Why is $y$ squared?

$\begin{aligned} \frac{dy}{dx} & = \frac{\sqrt{x^2+y^2}-x}{y} \\ y \frac{dy}{dx} + x & = \sqrt{x^2+y^2} \\ \frac{d}{dx} \left(\frac{y^2}{2} + \frac{x^2}{2} \right) & = \sqrt{x^2+y^2} \\ \frac{d}{dx} \left(\color{#3D99F6}{y^2 + x^2} \right) & = 2 \sqrt{\color{#3D99F6}{x^2+y^2}} \quad \quad \small \color{#3D99F6}{\text{Let } z = x^2+y^2} \\ \frac{d\color{#3D99F6}{z}}{dx} & = 2 \sqrt{\color{#3D99F6}{z}} \\ \int z^{-\frac{1}{2}} \space dz & = \int 2 \space dx \\ 2 z^{\frac{1}{2}} & = 2 x + 2\color{#3D99F6}{c} \quad \quad \small \color{#3D99F6}{c = \text{a constant}} \\ z^{\frac{1}{2}} & = x + c \\ \Rightarrow \sqrt{x^2+y^2} & = x + c \quad \quad \small \color{#3D99F6}{\text{When }x = 0, y = 4} \\ \sqrt{0^2+4^2} & = 0 + c \\ \Rightarrow c & = 4 \\ \Rightarrow \sqrt{x^2+y^2} & = x + 4 \\ x^2+y^2 & = x^2 + 8x + 16 \\ \Rightarrow y^2 & = 8x + 16 \\ \text{For } y = 0: \quad 8(\beta+2) & = 0 \\ \Rightarrow \beta & = \boxed{-2} \end{aligned}$

Subsituting $y = xu$ , the DE becomes $xu' + u \; =\; \frac{\sqrt{1+u^2}-1}{u} \qquad \mbox{or} \qquad xu' \; = \; \frac{\sqrt{1+u^2}(1-\sqrt{1+u^2})}{u} \;,$ and so, separating variables, $0 \; = \; \int \frac{dx}{x} + \int \frac{u\,du}{\sqrt{1+u^2}(\sqrt{1+u^2}-1)} \;.$ Putting $v = \sqrt{1+u^2}$ yields $0 \; = \; \int \frac{dx}{x} + \int \frac{dv}{v-1} \; = \; ln x + \ln (v-1) + c$ (choosing $v-1$ rather than $|v-1|$ , since this will match the initial condition shortly to be applied). Thus $A \; = \; x(v-1) \; = \; x\sqrt{1+u^2} - x \; = \; \sqrt{x^2 + y^2} - x \;.$ Since $y(0) = 4$ we deduce that $A=4$ , and so $\sqrt{x^2 + y^2} = x + 4$ .

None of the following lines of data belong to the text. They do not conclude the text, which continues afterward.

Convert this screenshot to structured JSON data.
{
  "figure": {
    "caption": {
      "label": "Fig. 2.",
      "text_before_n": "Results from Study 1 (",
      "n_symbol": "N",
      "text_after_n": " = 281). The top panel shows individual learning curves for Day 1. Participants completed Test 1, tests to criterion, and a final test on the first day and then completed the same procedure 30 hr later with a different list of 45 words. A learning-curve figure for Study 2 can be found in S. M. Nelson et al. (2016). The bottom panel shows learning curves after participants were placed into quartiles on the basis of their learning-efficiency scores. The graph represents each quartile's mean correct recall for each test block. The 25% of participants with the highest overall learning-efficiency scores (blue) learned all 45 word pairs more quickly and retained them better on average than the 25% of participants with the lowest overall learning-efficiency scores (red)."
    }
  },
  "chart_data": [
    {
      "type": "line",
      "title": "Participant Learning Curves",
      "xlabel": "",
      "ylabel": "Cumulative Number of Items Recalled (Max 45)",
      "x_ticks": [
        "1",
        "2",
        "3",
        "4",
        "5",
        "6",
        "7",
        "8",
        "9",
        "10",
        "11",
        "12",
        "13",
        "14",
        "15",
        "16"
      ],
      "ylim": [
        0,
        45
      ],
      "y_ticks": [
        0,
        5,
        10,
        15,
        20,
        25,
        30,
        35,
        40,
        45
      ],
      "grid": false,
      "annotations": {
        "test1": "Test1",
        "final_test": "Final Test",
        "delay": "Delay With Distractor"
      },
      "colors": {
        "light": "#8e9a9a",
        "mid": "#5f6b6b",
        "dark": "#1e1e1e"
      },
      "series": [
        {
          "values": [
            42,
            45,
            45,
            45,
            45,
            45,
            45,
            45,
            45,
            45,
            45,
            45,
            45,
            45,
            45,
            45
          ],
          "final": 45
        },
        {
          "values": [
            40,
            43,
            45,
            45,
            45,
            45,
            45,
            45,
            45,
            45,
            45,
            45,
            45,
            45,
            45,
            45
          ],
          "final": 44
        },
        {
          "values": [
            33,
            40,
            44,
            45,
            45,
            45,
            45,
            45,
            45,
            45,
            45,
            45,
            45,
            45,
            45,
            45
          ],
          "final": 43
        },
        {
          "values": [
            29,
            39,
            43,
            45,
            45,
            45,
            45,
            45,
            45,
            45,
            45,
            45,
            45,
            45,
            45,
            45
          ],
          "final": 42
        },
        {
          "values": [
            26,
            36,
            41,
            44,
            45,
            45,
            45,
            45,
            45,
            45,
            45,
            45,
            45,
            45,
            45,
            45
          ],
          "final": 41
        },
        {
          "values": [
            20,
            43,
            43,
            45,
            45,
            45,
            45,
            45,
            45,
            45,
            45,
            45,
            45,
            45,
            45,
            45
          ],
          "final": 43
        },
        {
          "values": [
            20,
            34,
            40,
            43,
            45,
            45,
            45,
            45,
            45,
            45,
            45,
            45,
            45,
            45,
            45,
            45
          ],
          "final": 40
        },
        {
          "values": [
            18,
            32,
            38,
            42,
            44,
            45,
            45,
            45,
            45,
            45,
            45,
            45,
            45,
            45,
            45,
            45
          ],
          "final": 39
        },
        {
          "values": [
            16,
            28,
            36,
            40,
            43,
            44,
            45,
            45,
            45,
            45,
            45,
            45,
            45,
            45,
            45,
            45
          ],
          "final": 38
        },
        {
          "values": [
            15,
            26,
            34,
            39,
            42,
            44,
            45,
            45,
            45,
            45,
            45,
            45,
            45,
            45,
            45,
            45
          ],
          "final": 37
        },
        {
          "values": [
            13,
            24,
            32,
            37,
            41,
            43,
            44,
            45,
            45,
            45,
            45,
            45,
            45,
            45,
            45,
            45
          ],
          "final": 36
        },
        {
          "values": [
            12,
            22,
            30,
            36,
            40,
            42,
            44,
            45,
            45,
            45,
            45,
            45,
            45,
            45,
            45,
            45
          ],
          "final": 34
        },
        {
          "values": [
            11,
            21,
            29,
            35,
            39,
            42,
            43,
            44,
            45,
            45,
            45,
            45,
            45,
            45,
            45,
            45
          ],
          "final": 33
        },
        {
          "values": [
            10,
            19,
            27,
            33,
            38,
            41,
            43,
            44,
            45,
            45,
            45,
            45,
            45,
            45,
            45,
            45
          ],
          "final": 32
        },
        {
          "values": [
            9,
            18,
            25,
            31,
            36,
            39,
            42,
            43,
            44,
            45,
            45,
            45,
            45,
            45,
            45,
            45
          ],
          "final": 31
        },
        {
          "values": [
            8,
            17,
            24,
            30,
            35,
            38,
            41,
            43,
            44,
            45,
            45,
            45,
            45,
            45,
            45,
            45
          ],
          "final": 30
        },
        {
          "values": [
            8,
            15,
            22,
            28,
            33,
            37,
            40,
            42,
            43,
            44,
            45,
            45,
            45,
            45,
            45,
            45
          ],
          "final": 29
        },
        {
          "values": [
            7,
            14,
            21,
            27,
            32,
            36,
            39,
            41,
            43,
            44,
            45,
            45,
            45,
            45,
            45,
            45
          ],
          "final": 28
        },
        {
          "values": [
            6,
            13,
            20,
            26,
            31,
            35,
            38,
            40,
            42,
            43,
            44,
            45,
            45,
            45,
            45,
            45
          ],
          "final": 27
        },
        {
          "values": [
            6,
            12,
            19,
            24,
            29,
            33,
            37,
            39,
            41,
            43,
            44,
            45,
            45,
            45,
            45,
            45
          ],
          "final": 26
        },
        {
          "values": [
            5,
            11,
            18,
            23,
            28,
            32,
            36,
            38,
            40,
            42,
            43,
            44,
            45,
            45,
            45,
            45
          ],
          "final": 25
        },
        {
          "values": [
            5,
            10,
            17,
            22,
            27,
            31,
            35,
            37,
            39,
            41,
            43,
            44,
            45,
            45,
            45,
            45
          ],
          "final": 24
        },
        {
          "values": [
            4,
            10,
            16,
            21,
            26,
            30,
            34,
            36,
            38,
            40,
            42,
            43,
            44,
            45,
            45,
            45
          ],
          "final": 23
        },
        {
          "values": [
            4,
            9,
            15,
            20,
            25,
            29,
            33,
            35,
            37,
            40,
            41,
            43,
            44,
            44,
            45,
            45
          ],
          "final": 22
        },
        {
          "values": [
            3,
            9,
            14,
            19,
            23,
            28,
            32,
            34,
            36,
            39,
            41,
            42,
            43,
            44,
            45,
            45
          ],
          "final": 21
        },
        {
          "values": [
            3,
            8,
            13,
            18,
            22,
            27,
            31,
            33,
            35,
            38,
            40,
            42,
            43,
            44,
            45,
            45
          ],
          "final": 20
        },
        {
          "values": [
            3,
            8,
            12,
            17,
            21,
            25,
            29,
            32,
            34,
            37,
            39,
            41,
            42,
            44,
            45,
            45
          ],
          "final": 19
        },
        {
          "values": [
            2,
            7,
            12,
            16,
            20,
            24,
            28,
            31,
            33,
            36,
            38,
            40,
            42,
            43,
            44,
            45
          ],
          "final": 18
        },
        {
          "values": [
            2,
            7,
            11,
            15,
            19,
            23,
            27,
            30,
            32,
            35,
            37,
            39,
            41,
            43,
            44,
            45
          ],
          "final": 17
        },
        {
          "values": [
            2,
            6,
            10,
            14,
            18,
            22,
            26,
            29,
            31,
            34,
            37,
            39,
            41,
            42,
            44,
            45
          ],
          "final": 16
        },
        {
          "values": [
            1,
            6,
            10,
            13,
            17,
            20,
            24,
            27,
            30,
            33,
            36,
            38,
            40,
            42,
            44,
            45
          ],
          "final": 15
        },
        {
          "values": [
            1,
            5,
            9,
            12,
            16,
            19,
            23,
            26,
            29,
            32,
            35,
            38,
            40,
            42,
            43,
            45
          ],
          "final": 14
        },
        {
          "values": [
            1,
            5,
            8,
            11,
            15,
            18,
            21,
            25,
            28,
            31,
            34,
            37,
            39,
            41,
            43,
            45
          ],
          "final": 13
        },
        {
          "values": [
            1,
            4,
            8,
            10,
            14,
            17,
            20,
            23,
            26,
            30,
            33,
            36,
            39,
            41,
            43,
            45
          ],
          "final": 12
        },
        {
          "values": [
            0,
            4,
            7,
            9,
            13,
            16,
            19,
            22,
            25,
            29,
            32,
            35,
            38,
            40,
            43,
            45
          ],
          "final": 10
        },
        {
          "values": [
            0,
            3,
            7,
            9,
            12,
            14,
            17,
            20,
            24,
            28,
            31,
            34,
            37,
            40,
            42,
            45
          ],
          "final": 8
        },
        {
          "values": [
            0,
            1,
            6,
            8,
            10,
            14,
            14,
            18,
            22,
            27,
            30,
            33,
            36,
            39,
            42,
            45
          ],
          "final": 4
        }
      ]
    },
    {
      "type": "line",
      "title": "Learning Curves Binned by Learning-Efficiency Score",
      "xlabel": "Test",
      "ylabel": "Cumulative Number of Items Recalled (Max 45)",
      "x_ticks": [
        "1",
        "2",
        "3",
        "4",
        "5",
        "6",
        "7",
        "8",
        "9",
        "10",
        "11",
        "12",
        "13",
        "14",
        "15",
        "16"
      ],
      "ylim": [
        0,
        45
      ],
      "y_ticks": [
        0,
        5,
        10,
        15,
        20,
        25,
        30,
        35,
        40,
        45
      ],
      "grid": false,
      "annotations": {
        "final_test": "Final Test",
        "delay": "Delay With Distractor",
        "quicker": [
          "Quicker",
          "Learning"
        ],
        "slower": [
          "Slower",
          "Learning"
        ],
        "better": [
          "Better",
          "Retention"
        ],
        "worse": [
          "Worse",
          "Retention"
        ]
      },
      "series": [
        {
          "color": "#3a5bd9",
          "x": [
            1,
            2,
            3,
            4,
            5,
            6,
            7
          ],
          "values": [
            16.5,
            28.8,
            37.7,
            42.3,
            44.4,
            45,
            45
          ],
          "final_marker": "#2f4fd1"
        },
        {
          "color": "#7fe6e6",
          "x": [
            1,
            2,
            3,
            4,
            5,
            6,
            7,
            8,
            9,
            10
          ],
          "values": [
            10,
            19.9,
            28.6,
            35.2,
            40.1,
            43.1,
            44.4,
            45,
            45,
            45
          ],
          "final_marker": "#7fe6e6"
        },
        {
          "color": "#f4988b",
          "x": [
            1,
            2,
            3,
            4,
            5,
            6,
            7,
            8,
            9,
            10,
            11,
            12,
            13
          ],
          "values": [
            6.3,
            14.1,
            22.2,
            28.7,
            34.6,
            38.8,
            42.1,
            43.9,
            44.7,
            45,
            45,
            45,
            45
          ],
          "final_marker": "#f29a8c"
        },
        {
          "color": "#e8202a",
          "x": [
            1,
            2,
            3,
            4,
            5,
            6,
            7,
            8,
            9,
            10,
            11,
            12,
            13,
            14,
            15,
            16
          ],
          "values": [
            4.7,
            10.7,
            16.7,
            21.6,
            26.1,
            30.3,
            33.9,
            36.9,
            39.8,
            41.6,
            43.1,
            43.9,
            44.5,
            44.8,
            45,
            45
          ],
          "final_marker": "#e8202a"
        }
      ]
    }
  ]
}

Putting $y=0$ , we need to solve $|x| = x+4$ . The only solution to this equation is $x=-2$ .

Make the substitution $r^2=x^2+y^2$

By implicit differentiation, this gives

$\frac{d}{dx} r^2=\frac{d}{dx}( x^2+y^2)$ $\Rightarrow 2r\frac{dr}{dx}=2x+2y\frac{dy}{dx}$ $\Rightarrow \frac{dy}{dx}=\frac{r\frac{dr}{dx}-x}{y}$

Hence, the original equation reduces to

$\frac{r\frac{dr}{dx}-x}{y}=\frac{\sqrt{r^2}-x}{y}$ (No need to consider absolute value of $r$ since $x^2+y^2$ is always possitive) $\Rightarrow r\frac{dr}{dx}=r\Rightarrow \frac{dr}{dx}=1$ This is a separable ODE, which yields $\int dr=\int dx$ $\Rightarrow r=x+C \Rightarrow x+C=\sqrt{x^2+y^2}$ Hence, the general solution is $y^2-2Cx-C^2=0$ Since $y(0)=4$ , we know that $C=\pm4$ , but for there to be one NEGATIVE solution to $y(x)=0$ , we choose $C=4$ . Hence: $y^2=8x+16$ Finally, we solve $y(x)=0\Rightarrow 8x+16=0$ $\boxed{x=-2}$